Au XIIè siècle, sous Alphonse VII, des francos s'établirent dans le bourg de San Cernin, puis dans celui de San Nicolas. Tout au long du Moyen Âge, la vie de la cité sera troublée par des luttes entre les habitants du vieux quartier, la Navarreria, partisans de l'alliance avec la Castille, et les francos des faubourgs de San Cernin et San Nicolas, favorables au maintien de la couronne navarraise sous une dynastie française, chacun protégé de murailles. Ces conflits ne freinèrent pas le développement généré par le passage des pèlerins.
Ces luttes se terminent en 1423 avec le privilège del Fuero (charte) ou de l'Union promulgué par Charles III le Noble. Les trois municipalités se fondent alors en une seule et Pamplona connaît son apogée.
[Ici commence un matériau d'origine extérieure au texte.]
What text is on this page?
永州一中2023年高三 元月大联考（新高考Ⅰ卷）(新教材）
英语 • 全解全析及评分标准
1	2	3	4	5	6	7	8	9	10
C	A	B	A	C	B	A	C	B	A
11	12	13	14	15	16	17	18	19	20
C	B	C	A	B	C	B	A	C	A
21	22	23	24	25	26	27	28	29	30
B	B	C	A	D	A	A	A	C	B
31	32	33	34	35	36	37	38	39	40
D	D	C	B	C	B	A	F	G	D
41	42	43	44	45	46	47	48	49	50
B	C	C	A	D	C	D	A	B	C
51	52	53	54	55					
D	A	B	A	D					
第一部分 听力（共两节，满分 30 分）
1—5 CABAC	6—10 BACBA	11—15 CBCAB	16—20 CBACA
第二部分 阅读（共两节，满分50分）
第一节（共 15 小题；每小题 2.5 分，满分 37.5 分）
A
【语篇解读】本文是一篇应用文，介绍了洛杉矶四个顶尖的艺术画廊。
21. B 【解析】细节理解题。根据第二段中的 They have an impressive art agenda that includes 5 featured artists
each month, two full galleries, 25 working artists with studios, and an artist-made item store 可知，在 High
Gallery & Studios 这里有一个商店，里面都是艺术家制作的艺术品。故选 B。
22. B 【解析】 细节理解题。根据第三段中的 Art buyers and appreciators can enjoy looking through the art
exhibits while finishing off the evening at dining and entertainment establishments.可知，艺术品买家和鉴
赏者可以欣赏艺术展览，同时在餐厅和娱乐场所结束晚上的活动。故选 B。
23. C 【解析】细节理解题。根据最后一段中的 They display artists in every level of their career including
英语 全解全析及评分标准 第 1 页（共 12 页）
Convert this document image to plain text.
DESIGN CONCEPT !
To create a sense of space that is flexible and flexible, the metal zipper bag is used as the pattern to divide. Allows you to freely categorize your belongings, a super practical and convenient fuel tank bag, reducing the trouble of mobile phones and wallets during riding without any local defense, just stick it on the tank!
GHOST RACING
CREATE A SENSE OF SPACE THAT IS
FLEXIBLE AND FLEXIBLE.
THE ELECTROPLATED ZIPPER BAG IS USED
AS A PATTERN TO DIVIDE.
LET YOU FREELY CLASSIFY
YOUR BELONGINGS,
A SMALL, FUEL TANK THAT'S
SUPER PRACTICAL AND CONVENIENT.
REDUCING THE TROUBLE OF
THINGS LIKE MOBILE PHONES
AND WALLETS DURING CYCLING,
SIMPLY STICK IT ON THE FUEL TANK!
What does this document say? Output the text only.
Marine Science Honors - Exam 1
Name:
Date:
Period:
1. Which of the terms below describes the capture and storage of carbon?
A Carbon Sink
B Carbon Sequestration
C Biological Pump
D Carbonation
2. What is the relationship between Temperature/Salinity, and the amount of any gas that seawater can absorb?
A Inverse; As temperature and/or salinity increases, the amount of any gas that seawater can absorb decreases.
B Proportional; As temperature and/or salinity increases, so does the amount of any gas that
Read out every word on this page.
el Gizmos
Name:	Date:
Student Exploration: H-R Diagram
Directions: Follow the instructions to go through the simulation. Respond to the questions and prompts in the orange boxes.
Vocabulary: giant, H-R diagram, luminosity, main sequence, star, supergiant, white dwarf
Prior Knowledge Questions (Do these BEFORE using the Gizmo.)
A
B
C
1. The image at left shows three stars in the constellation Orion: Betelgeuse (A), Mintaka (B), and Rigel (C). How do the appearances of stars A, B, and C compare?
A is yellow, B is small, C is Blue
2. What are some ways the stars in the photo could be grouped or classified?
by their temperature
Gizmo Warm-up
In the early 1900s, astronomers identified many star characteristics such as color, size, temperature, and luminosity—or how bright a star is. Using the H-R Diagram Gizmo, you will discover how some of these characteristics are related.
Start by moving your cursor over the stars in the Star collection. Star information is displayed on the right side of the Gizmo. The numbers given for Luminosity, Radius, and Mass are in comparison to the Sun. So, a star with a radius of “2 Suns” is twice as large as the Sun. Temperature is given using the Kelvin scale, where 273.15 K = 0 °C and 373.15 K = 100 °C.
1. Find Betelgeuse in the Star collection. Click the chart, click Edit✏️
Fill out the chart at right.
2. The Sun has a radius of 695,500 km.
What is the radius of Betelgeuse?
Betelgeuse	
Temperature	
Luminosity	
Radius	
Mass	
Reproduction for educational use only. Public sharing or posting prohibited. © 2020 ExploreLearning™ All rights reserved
La ville est prise par les troupes de Ferdinand le Catholique à Jean III d’Albret le 25 juillet 1512[1]. Celui-ci tente de reconquérir son royaume et met le siège devant Pampelune le 3 novembre, mais en vain[2]. Son fils reprend la ville le 19 mai 1521 (Voir siège de Pampelune), mais son général en chef André de Foix battu à bataille de Noain. En 1571, sous le règne de Philippe II débute la construction de la citadelle. Au XVIe siècle, des murailles cernèrent l'agglomération et les jacquets pénétraient dans son enceinte par la porte de France, proche de la cathédrale Sainte-Marie.
La ville est située sur le Camino navarro du Pèlerinage de Saint-Jacques de Compostelle, c’est la seconde étape d’après le Guide du Pèlerin d’Aimery Picaud. Dans cette ville, le pèlerin jouissait d’une protection spéciale. Il y existait des hospices pour les pèlerins situés rue de Dormitalería et rue Compañía. Au 16ème siècle on y construisit un Hôpital Général, devenu aujourd’hui Musée de Navarre. De nombreuses et importantes fêtes se déroulent chaque année à Pampelune comme les Sanfermines (fêtes de la Saint-Firmin) ont lieu du 6 au 14 juillet.
Source
- wikipedia.fr >>> http://fr.wikipedia.org/wiki/Pampelune
- wikipedia.es >>> http://es.wikipedia.org/wiki/Pamplona
- wikipedia.en >>> http://en.wikipedia.org/wiki/Pamplona
- Ayuntamiento de Pamplona >>> http://www.pamplona.es/
patrimoine jacquaire
- la Cathédrale Santa Maria
- l’église San Saturnino (évangélisateur de la ville)
Le miracle de l’âne
Source >>> (sixième miracle du "De Miraculi Sancti Jacobi")
Dans les années 1100, un pèlerin de Poitiers arriva à Pamplona avec sa famille. Ils trouvèrent à se loger dans un "hostal" pour leur halte en ville. Mais leur séjour se prolongea car la femme du pèlerin tomba malade et quelques temps plus tard mourut ...
L'hôtelier, peu scrupuleux, réclama au pèlerin une somme très importante pour son séjour prolongé ... n'ayant pas assez d'argent, le pèlerin laissa son cheval en paiement et se remit en route avec ses deux enfants en bas âge ...
Accablé par la situation, il s'arrête et se met à prier Saint Jacques et lui demande de l'aide ... Plus tard, à la sortie de la ville, un homme l'aborde et lui offre un âne pour " ... qu'il puisse poursuivre son chemin avec ses enfants ..."
Arrivé à Santiago après de longs jours de cheminement, le pèlerin vit l'apôtre en vision, et il reconnut dans ses traits, l'homme qui lui avait fourni l'âne ...
De retour à Pamplona, il prit des nouvelles de l’aubergiste ... on lui apprit " ... qu'il était mort dans un accident", et tous de déclarer "... que c'était juste punition pour un homme aussi avare et sans compassion pour les peregrinos a Santiago!".